Keywords: diabetes self-management education; population-based study; cross-sectional study; reasons to decline patient education
Background:
Population-based studies on reasons for non-participation in diabetes self-management education (DSME) are scarce in the literature.
Research questions:
1) What socio-demographic and disease-related factors are associated with participation in DSME? 2) What are the reasons contributing to the decision to decline participation in DSME?
Method:
We conducted an analysis using data from the “Disease knowledge and information needs – Diabetes mellitus 2017” survey, a nationwide population-based survey. 1396 participants reported having diabetes mellitus (DM) in the last 12 months. Of these, 394 had never attended DSME, while 1002 had participated in a DSME at some point. To address the research questions, we performed weighted logistic or multinominal regression analyses, using both bivariate and multivariable approaches. Furthermore, we considered beliefs and information about diabetes of participants as well as socioeconomic variables as confounding variables, using subscales from the Risk Perception Survey-Diabetes Mellitus, the IPQ-R , and the DAWN-2 questionnaire.
Results:
Study participants were significantly more likely to attend DSME if they had a medium to high level of education versus low educational level(OR 1.82 [95% 1.21-2.73], OR 2.04 [95%CI 1.30-3.21], respectively), had type 1 DM versus type 2 DM (OR 2.46 [95% 1.24-4.90]), and insulin treatment compared with non-insulin treatment (OR 1.96 [95%CI 1.33-2.90]).

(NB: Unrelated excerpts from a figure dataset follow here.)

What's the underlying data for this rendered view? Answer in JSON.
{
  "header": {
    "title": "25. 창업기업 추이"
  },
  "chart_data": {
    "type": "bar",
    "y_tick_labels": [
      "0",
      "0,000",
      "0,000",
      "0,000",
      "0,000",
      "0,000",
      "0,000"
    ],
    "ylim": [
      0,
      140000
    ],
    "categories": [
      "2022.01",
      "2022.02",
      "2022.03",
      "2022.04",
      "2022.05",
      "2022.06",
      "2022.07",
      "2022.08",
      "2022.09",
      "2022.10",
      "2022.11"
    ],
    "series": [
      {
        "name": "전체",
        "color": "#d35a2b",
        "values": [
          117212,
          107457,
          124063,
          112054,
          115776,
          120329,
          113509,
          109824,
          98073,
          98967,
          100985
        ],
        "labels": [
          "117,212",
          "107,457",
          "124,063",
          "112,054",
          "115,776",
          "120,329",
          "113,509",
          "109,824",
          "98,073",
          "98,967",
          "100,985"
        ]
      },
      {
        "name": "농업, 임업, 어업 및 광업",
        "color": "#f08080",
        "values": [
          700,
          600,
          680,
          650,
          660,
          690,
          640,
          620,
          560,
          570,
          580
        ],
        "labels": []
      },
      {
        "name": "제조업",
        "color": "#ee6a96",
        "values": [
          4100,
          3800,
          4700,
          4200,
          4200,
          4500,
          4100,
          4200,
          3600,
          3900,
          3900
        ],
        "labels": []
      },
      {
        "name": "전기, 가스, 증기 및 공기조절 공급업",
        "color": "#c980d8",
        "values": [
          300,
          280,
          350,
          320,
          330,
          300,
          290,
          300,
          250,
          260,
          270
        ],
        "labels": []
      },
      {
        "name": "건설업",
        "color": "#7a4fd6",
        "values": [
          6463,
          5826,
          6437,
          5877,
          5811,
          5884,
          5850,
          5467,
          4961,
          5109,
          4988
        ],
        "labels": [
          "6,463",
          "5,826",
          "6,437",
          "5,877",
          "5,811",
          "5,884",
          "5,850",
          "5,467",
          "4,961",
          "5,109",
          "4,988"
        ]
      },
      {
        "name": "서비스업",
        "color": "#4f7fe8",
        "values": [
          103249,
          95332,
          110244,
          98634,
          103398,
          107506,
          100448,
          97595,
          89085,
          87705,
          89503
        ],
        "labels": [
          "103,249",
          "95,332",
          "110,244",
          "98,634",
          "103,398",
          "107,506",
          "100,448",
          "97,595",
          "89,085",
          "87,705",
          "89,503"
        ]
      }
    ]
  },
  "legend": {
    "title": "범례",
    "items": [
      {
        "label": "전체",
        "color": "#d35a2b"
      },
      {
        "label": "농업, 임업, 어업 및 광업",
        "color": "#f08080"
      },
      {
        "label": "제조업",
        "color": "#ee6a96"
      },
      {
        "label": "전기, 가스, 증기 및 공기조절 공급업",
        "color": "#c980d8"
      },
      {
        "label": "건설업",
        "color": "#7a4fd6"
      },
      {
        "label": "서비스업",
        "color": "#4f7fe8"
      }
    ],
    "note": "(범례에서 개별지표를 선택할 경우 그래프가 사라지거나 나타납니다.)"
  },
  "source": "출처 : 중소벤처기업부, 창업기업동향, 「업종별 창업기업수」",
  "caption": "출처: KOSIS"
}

Study participants were significantly less likely to attend DSME if they lived in eastern Germany (OR 0.57 [95% CI 0.39-0.83]), did not agree that DM was a lifelong disease (OR 0.30 [95% CI 0.15 -0.62]), had never been encouraged by their physician to attend a DSME (OR 0.19 [95% CI 0.13 -0.27]).. The main reasons for not attending DSME was a lack of information or advice (48.6%), followed by personal perception that DSME was not necessary (26.6%).
Conclusions:
General practitioners (GPs) should be aware of their important role in informing, encouraging and referring patients to DSME.
Points for discussion:
How can the uptake of DSME be improved?
How would you design a "marketing campaign" for DSME as a preventive and potentially disease-modfying intervention?